The runkbot is still not triggering properly.
Log output:
Expand a string: C:\Program Files (x86)\Quest\KACE\runkbot.exe
TSManager 4/12/2023 2:54:16 PM 8220 (0x201C)
Expand a string: TSManager 4/12/2023 2:54:16 PM 8220 (0x201C)
Expand a string: TSManager 4/12/2023 2:54:16 PM 8220 (0x201C)
Expand a string: TSManager 4/12/2023 2:54:16 PM 8220 (0x201C)
Expand a string: TSManager 4/12/2023 2:54:16 PM 8220 (0x201C)
The condition for the action (KInventory) is evaluated to be true TSManager 4/12/2023 2:54:16 PM 8220 (0x201C)
Expand a string: cmd.exe /c "C:\Program Files (x86)\Quest\kace\runkbot.exe" 4 0 TSManager 4/12/2023 2:54:16 PM 8220 (0x201C)
Expand a string: TSManager 4/12/2023 2:54:16 PM 8220 (0x201C)
Start executing the command line: cmd.exe /c "C:\Program Files (x86)\Quest\kace\runkbot.exe" 4 0 TSManager 4/12/2023 2:54:16 PM 8220 (0x201C)
!--------------------------------------------------------------------------------------------!
TSManager 4/12/2023 2:54:16 PM 8220 (0x201C)
Expand a string: WinPEandFullOS TSManager 4/12/2023 2:54:16 PM 8220 (0x201C)
Executing command line: cmd.exe /c "C:\Program Files (x86)\Quest\kace\runkbot.exe" 4 0 TSManager 4/12/2023 2:54:16 PM 8220 (0x201C)
Process completed with exit code 0 TSManager 4/12/2023 2:54:17 PM 8220 (0x201C)
!--------------------------------------------------------------------------------------------!

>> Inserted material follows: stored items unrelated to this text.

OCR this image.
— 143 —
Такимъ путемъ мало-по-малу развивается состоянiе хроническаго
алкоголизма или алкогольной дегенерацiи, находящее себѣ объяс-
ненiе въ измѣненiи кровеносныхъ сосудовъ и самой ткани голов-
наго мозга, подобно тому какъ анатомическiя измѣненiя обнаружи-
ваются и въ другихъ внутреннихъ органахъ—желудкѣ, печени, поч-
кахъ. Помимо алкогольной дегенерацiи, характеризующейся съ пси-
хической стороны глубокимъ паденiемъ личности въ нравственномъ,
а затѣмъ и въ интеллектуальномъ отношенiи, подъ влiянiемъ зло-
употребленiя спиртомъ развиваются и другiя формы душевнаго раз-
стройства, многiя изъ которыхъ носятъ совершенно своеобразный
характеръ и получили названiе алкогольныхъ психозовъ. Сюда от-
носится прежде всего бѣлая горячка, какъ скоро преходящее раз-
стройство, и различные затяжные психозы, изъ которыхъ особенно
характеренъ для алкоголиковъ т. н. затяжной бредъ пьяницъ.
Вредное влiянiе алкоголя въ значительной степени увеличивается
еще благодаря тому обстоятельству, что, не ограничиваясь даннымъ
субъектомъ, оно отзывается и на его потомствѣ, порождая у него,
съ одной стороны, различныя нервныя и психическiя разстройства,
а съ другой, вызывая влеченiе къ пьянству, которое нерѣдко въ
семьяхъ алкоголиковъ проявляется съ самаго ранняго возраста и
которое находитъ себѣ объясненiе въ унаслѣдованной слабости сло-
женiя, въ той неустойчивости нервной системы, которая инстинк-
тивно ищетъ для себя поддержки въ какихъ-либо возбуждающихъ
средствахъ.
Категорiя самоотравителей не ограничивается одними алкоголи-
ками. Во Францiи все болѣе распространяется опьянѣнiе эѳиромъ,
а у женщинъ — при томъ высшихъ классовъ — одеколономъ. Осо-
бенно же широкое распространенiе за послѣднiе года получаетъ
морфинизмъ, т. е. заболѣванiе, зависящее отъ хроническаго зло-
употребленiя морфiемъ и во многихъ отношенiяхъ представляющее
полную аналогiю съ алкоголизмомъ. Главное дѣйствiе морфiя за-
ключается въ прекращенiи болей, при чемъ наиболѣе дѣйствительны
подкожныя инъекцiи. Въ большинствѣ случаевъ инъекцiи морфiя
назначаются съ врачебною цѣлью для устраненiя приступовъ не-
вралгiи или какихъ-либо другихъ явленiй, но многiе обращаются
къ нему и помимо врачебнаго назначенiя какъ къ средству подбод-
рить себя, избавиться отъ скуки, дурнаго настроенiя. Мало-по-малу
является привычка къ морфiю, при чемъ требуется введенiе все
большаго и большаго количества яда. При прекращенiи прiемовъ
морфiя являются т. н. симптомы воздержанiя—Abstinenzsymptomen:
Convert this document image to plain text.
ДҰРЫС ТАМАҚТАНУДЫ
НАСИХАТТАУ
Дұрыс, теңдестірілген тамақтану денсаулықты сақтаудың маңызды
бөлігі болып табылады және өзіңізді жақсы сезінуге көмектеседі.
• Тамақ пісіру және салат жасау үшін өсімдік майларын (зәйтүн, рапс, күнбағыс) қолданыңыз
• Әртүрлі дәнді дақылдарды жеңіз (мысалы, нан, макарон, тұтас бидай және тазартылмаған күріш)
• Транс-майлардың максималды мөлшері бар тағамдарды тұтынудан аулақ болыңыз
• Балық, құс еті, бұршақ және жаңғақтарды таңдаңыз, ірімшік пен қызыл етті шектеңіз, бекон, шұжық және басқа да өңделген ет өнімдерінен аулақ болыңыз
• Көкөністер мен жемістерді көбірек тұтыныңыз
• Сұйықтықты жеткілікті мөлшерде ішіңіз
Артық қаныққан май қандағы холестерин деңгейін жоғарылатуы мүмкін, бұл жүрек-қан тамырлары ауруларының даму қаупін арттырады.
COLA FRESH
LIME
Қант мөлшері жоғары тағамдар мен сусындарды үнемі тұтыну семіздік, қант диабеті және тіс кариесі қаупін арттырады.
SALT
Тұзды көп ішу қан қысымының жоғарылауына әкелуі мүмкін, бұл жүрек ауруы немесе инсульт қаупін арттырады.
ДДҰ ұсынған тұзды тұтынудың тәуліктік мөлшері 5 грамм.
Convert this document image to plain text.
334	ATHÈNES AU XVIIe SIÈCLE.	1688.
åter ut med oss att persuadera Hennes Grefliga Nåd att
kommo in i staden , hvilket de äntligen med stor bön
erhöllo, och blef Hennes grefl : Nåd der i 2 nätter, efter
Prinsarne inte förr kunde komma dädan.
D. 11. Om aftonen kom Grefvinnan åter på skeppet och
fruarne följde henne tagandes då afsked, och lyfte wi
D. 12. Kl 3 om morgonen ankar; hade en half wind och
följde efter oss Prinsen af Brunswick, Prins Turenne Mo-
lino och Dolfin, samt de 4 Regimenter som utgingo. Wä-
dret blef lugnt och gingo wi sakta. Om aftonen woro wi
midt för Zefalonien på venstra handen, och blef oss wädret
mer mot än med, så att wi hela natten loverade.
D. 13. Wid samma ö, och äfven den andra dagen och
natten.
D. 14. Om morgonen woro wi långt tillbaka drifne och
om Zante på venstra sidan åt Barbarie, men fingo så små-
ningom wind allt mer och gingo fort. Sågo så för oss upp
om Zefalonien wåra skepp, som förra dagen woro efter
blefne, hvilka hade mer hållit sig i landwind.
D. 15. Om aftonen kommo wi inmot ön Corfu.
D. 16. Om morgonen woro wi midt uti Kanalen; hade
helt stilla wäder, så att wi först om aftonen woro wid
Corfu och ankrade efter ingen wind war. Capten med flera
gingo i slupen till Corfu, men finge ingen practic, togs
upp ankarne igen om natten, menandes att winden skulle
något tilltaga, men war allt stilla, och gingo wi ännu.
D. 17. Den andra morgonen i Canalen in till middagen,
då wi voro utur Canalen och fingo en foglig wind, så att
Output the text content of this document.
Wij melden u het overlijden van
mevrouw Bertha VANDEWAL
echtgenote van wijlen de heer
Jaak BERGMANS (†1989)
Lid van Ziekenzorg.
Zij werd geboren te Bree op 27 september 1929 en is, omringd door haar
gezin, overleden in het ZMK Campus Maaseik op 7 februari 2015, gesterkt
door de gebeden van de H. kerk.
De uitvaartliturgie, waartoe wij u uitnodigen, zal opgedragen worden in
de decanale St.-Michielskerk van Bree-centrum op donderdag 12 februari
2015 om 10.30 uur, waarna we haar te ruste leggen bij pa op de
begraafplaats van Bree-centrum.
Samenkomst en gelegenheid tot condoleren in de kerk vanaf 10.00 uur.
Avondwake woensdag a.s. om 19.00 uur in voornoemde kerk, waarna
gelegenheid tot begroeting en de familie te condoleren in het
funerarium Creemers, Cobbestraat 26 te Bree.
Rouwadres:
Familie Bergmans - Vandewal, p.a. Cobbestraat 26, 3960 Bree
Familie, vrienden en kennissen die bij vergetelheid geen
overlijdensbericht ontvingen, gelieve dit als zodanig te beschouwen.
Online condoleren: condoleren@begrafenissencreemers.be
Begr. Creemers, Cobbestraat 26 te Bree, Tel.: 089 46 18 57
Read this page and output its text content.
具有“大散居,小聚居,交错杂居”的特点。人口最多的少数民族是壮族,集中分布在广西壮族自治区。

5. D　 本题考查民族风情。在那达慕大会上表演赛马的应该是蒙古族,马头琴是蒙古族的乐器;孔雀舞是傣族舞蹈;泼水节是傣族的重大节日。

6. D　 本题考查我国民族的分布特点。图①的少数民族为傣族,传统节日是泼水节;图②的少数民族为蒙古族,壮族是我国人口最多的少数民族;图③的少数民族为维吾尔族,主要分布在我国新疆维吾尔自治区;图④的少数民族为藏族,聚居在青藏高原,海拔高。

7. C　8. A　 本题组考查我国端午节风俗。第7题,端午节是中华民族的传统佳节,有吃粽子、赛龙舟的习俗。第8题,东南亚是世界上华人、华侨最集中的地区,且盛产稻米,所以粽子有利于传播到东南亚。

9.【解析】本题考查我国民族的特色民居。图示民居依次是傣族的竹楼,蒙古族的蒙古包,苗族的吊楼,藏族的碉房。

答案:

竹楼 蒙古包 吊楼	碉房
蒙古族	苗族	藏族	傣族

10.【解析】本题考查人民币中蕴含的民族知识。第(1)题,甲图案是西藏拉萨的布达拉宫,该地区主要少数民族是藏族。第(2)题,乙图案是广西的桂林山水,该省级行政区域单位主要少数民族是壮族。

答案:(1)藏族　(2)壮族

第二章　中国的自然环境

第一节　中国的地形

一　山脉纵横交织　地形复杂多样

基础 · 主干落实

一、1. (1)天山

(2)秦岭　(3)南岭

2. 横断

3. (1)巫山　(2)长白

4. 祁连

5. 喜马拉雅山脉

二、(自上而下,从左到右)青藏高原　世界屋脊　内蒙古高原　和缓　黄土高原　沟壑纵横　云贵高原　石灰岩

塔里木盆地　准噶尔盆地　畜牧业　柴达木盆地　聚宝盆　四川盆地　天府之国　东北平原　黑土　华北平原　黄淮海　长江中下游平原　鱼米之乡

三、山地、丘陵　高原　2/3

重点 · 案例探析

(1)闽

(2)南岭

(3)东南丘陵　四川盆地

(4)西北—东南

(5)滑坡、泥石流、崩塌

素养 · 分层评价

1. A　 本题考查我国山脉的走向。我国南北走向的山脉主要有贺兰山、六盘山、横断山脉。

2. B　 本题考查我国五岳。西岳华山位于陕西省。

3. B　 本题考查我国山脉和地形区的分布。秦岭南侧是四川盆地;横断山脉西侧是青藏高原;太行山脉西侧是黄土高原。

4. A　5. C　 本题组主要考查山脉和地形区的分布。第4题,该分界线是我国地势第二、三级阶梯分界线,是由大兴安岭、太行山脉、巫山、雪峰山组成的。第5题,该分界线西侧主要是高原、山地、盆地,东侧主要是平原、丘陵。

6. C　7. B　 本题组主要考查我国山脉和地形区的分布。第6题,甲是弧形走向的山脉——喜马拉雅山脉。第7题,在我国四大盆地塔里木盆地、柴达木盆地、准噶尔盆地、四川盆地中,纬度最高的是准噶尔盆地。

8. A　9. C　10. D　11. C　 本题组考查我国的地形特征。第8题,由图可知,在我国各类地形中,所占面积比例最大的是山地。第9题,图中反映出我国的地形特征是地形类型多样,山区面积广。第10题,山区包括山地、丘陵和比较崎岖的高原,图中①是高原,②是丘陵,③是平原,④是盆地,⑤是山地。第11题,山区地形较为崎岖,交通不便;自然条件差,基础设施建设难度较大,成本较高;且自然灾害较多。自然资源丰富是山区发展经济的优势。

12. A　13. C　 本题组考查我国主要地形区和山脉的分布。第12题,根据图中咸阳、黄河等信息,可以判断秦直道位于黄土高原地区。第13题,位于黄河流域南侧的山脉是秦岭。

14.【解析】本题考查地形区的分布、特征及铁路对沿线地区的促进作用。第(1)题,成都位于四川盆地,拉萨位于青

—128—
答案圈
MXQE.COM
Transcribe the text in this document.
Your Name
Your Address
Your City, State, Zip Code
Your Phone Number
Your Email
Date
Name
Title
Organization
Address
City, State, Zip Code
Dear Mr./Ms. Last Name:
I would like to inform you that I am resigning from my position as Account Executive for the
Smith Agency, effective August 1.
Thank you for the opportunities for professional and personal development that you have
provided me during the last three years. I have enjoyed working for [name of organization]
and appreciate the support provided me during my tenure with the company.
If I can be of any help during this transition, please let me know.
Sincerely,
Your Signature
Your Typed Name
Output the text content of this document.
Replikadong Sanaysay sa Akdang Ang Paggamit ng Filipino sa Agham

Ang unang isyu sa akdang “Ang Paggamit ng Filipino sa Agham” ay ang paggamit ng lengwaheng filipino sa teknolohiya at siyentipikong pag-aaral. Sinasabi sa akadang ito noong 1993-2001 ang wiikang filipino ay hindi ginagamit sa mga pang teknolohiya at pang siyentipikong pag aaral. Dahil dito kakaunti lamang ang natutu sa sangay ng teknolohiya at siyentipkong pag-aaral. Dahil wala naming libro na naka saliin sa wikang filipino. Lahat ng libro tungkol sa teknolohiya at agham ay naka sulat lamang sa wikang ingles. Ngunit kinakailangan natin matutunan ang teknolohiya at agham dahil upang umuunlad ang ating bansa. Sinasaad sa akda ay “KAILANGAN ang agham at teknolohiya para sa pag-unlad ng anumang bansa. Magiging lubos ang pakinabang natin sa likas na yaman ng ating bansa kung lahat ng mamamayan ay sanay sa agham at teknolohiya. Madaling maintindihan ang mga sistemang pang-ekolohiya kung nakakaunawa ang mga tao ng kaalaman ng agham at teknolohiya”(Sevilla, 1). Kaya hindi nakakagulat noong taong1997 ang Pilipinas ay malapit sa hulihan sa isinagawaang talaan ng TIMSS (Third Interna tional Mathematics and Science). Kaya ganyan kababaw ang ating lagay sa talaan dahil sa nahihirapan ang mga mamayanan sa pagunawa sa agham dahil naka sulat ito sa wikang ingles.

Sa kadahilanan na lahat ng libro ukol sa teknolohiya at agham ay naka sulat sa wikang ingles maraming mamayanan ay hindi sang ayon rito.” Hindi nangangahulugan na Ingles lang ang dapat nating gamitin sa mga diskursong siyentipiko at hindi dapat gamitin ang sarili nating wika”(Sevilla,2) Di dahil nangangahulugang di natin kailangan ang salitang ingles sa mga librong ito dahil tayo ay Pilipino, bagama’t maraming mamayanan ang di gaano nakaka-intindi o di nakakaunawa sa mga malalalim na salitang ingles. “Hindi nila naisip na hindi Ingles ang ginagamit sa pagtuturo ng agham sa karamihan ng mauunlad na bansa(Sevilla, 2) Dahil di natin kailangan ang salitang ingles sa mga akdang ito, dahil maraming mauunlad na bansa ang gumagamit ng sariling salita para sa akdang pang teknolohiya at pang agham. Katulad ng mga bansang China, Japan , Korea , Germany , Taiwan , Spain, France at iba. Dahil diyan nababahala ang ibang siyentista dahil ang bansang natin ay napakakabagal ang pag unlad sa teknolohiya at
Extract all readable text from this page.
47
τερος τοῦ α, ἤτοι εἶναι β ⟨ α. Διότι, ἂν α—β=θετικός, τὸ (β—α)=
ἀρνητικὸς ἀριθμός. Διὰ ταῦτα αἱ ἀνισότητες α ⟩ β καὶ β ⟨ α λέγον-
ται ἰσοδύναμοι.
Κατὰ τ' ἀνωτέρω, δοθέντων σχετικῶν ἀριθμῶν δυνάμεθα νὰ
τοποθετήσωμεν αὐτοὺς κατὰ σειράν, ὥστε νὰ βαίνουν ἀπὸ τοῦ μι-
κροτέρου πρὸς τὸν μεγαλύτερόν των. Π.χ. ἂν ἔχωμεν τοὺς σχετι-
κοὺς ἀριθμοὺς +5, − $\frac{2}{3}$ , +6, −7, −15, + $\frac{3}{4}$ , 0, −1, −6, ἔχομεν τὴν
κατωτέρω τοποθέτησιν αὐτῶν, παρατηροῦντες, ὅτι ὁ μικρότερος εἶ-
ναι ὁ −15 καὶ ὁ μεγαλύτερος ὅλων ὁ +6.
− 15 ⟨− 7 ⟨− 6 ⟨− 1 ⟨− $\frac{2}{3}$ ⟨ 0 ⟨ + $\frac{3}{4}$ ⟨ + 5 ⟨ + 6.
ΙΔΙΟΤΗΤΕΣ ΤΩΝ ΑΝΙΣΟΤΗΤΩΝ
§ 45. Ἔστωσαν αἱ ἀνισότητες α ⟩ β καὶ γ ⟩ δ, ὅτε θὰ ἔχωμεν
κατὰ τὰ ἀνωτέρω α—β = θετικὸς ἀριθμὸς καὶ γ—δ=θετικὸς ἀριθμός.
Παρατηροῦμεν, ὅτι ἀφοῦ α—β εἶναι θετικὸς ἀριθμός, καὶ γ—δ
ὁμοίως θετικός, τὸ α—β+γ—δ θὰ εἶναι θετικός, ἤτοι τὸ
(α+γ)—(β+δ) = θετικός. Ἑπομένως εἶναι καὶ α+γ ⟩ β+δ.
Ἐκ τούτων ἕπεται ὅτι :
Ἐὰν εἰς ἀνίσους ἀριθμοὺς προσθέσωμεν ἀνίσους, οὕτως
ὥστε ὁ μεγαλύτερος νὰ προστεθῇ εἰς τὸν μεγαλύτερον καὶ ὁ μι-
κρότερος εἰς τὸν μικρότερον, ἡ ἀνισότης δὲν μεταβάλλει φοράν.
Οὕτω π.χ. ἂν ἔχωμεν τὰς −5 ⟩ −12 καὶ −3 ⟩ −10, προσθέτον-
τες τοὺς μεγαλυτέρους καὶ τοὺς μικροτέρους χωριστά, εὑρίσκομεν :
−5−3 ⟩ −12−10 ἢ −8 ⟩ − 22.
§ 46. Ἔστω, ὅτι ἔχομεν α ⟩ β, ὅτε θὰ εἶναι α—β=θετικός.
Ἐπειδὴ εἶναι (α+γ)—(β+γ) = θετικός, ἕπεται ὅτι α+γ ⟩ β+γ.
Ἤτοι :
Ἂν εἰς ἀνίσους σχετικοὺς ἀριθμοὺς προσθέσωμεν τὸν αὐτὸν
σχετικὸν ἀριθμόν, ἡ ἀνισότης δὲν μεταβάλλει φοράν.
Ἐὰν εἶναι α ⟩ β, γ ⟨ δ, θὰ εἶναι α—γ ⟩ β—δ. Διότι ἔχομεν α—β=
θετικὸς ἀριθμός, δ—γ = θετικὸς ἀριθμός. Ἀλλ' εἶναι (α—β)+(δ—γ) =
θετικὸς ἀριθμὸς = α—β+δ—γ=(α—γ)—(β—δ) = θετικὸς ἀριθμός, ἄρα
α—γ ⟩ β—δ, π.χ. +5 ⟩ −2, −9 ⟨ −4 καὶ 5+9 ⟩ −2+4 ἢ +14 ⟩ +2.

TSManager 4/12/2023 2:54:17 PM 8220 (0x201C)
Successfully completed the action (KInventory) with the exit win32 code 0 TSManager 4/12/2023 2:54:17 PM 8220 (0x201C)
Executing in non SMS standalone mode. Ignoring send a task execution status message request TSManager 4/12/2023 2:54:17 PM 8220 (0x201C)
Set a global environment variable _SMSTSLastActionRetCode=0 TSManager 4/12/2023 2:54:17 PM 8220 (0x201C)
Set a global environment variable _SMSTSLastActionName=KInventory TSManager 4/12/2023 2:54:17 PM 8220 (0x201C)
Set a global environment variable _SMSTSLastActionSucceeded=true TSManager 4/12/2023 2:54:17 PM 8220 (0x201C)
Clear local default environment TSManager 4/12/2023 2:54:17 PM 8220 (0x201C)
Time from launch to completion is one second, so it's still just not wanting to trigger the inventory.